Florida’s Parental Rights in Education bill, signed into law by Gov. Ron DeSantis in March, prohibits teachers from providing classroom instruction on “sexual orientation or gender identity” to kindergarten through 3rd-grade students. Its supporters say it will help preserve parents’ rights to shape their children’s views on sexuality and gender. Opponents say it harmfully stigmatizes LGBTQ students, teachers, and families.

“My fear is that if the state decides to do its own survey, we lose the richness of all of that data,” Mann said. “Withdrawing from the survey comes at a really awful time. There’s reason to believe that some of our more-vulnerable youth who face marginalization will potentially be harmed even more and go undetected and underserved.”

It’s unusual for a state to withdraw from the CDC survey after participating for decades. Three states—Washington, Oregon, and Minnesota—do not participate. Those states issue long-running surveys of their own after dropping out of the CDC survey years ago or never having participated in the first place.

Most recently, Wyoming officials ended participation in the state-level Youth Risk Behavior Survey after the state’s legislature passed a bill directing them to do so in 2016, citing concerns about the questions including in the questionaire.

In the years since, Wyoming lawmakers have killed legislative amendments that would have restored the state’s participation, citing questions about issues like students’ sexual history in debates over the issue.

“I’m not going to read those questions because I think it’s very distasteful, and yet that’s what we’re exposing our high schoolers and middle schoolers to,” Rep. Scott Clem, a Republican, said in a 2020 debate, according to the Wyoming Business Journal.

Issues ‘are not going away’

Wyoming Democrats who backed participation said the issues the survey measures “are not going away,” and that the data could help direct funding for prevention efforts.

Ethier, of the CDC, stressed that the surveys are anonymous and that data is analyzed at a broad, population level.

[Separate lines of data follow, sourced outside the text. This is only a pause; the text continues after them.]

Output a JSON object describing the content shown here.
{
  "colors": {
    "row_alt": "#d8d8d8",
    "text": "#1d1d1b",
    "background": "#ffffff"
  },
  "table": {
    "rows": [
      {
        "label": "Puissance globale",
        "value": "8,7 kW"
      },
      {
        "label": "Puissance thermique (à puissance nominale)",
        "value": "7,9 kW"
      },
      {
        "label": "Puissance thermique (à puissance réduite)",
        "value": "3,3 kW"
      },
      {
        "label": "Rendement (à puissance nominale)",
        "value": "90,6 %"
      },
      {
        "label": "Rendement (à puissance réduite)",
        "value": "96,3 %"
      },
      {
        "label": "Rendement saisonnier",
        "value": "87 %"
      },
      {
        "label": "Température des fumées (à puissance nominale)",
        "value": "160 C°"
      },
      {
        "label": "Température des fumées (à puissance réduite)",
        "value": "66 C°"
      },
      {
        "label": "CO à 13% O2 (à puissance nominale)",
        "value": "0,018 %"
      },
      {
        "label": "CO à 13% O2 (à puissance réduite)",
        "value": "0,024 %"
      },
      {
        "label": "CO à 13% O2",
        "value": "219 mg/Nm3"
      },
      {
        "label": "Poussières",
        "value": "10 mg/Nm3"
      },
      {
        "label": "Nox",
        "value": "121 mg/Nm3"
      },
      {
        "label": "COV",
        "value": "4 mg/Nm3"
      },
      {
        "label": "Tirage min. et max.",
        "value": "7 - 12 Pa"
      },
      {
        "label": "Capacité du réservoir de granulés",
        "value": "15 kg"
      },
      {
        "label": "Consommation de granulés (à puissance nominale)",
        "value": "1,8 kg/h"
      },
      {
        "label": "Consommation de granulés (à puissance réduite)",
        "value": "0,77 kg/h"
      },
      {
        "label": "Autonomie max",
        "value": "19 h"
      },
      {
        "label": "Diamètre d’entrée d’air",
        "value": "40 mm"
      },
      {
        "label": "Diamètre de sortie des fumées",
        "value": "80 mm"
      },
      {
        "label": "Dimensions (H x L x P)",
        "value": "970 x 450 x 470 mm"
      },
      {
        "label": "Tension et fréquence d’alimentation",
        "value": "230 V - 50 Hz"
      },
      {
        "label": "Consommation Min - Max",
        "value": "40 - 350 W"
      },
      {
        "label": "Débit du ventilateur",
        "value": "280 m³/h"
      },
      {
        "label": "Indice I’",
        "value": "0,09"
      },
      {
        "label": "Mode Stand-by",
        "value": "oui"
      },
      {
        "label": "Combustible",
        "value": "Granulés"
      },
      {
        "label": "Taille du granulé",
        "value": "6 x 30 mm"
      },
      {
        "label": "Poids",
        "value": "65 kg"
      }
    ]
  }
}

No action is taken with individual students based on their responses, and responses cannot be traced back to individual students.

The survey questions are also reviewed by participating states and vetted by data scientists to ensure students can understand them and answer them consistently to ensure the most accurate data possible, she said.

There is a “large body of research” that shows asking students about risky behaviors does not pose danger or encourage them to take risks themselves, Ethier said.

“The most important thing for all of us is that this generation of young people emerges into adulthood in as healthy a way possible,” she said. “Unless we know what’s happening … we can’t make sure we are taking the right steps to help them do that.”